Thu. Apr 25th, 2024

Dealersa said that domestic bond sale Friday, Mukesh Ambani who has been leding Reliance Industries Ltd (RIL) has raised a total corpus Rs 2,795 crore in taking advantage of a market flush with liquidity to reduce borrowing costs. On April 17, this follows Rs 8,500 crore it raised with the help of the same route. Dealers stated that on Friday, the RILNSE 3.36 % group collectively raised Rs 2,325 crore via short-term commercial paper (CP) and different other money market instruments.

The five-year bonds which were sold on Friday provided 7.4 per cent, which is 150 basis points highers in comparison to maturity government papers. Bond tarders find it at reasonable price, showing the cut in borrowing costs because of the emergency action by the Reserve Bank of India on March 27 to cope with the effects of the Covid-19 pandemic. Dealers said that if  RIL  had raised the money before March 27, the company would have had to offer at least 100-120 basis points more. A basis point is 0.01 percentage .

Axis Bank, Yes Bank, ICICI Bank and SBI Caps have likely purchased the bonds on Friday. Some investors might look forward to sell their  debt in the secondary market, they said, adding that Axis Bank could have beenone of the  the largest investor in the bond sale. RIL did not reply to ET’s queries. Individual investors could not be contacted immediately for comment.

The RBI said on March 27 it would lend as much as Rs 1 lakh crore under Targeted Long Term Repo Operations  to lower out the yields in the secondary market and invest in primary issues to help spark credit growth and revive the economy. But the RBI’s reverse repo window that now earns a quarter percentage point lower after it was cut to 3.75 per cent, banks have been parking more than Rs 7 lakh crore daily reflecting lenders’ risk aversion and their preference for safe havens.
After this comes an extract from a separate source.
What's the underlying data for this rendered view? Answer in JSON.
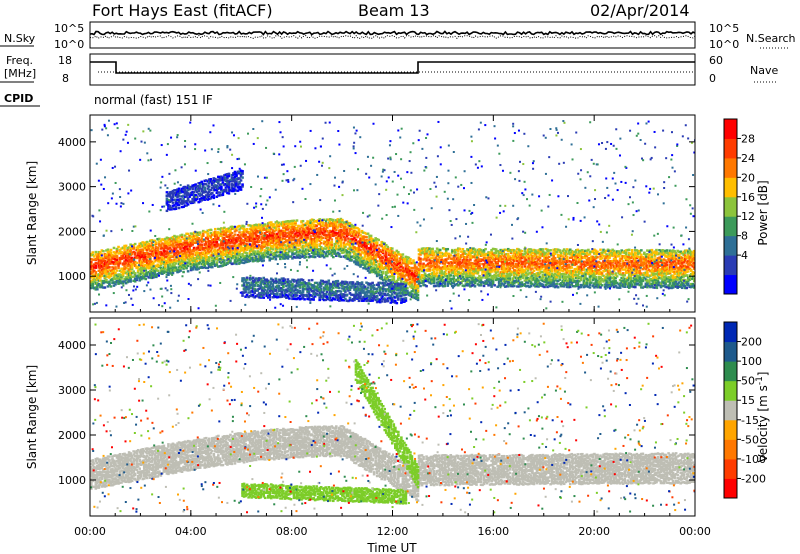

A senior executive who was involved in the company’s fund raising plans said that the banks are now planning to seek safe investment bets as they have turned risk averse amid the economic crisis.

Earlier this month, brokerage Morgan Stanley said that RIL’s net debt will fall even if energy and retail demand struggles for six months. The brokerage said that net debt might not decline if asset sales are pushed out, but it still might not rise in FY21. Goldman Sachs said that concerns over the balance sheet and free cash flow were overdone.